Nachwuchsgewinnung Die Branche packt's an

Montag, 09. Mai 2016
Renate Kühlcke, Theresa Veh, Maximilian Spiegel, Katharina Koch und Hendrik Haase hatten Spaß am Thema "Talente suchen, finden, binden".
Foto: Petra Schramböhmer
Renate Kühlcke, Theresa Veh, Maximilian Spiegel, Katharina Koch und Hendrik Haase hatten Spaß am Thema "Talente suchen, finden, binden".

„Das beste Mittel gegen das Metzgersterben ist es, eine Metzgerei aufzumachen“, das befand Henrik Haase von der Berliner Szenefleischerei „Kumpel & Keule“ im IFFA Forum am Sonntagmorgen.

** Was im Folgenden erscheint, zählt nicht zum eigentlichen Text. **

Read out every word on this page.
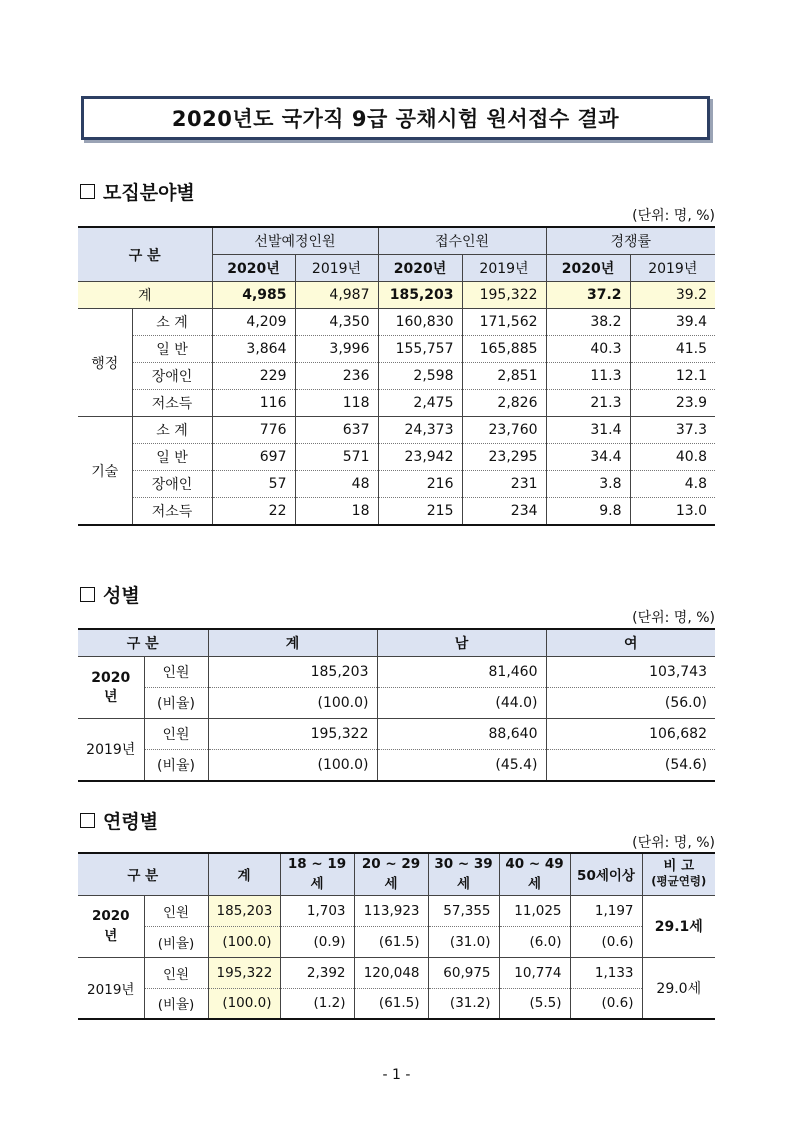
2020년도 국가직 9급 공채시험 원서접수 결과
모집분야별
(단위: 명, %)
구 분		선발예정인원		접수인원		경쟁률	
		2020년	2019년	2020년	2019년	2020년	2019년
계		4,985	4,987	185,203	195,322	37.2	39.2
행정	소 계	4,209	4,350	160,830	171,562	38.2	39.4
	일 반	3,864	3,996	155,757	165,885	40.3	41.5
	장애인	229	236	2,598	2,851	11.3	12.1
	저소득	116	118	2,475	2,826	21.3	23.9
기술	소 계	776	637	24,373	23,760	31.4	37.3
	일 반	697	571	23,942	23,295	34.4	40.8
	장애인	57	48	216	231	3.8	4.8
	저소득	22	18	215	234	9.8	13.0
성별
(단위: 명, %)
구 분		계	남	여
2020년	인원	185,203	81,460	103,743
	(비율)	(100.0)	(44.0)	(56.0)
2019년	인원	195,322	88,640	106,682
	(비율)	(100.0)	(45.4)	(54.6)
연령별
(단위: 명, %)
구 분		계	18 ~ 19세	20 ~ 29세	30 ~ 39세	40 ~ 49세	50세이상	비 고
(평균연령)

2020년	인원	185,203	1,703	113,923	57,355	11,025	1,197	29.1세
	(비율)	(100.0)	(0.9)	(61.5)	(31.0)	(6.0)	(0.6)	
2019년	인원	195,322	2,392	120,048	60,975	10,774	1,133	29.0세
	(비율)	(100.0)	(1.2)	(61.5)	(31.2)	(5.5)	(0.6)	
- 1 -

Die dfv Mediengruppe und die Messe Frankfurt hatten die Gewinner des diesjährigen „Förderpreises der Fleischwirtschaft“ auf die Bühne geholt. Denn wer könnte besser verkörpern, wie vielfältig und spannend Karrierechancen in der Fleischbranche sind?

„Talente suchen, finden, binden“ war der Titel des ersten Forums im Foyer der Halle 11.1.  Die wichtigste Vorarbeit, die es in Sachen Nachwuchsgewinnung zu leisten gilt, ist der Imagewandel im Fleischerhandwerk. Und der laufe vor allem über die Kommunikation, ist Haase überzeugt. Und hier attestierte er der Branche in echtes Problem. Der Metzger von heute habe völlig verlernt mit seinen Kunden zu reden. Seine Metzgerei „Kumpel & Keule“ in der Berliner Markthalle Neun gleicht einer gläsernen Manufaktur, jeder Handgriff ist für den Kunden sichtbar, nichts wird verdeckt oder versteckt. Bei den regelmäßigen Streetfood-Events bleiben seine Mitarbeiter gern und freiwillig ein paar Stunden länger, „einfach, weil es cool ist“, so Haase.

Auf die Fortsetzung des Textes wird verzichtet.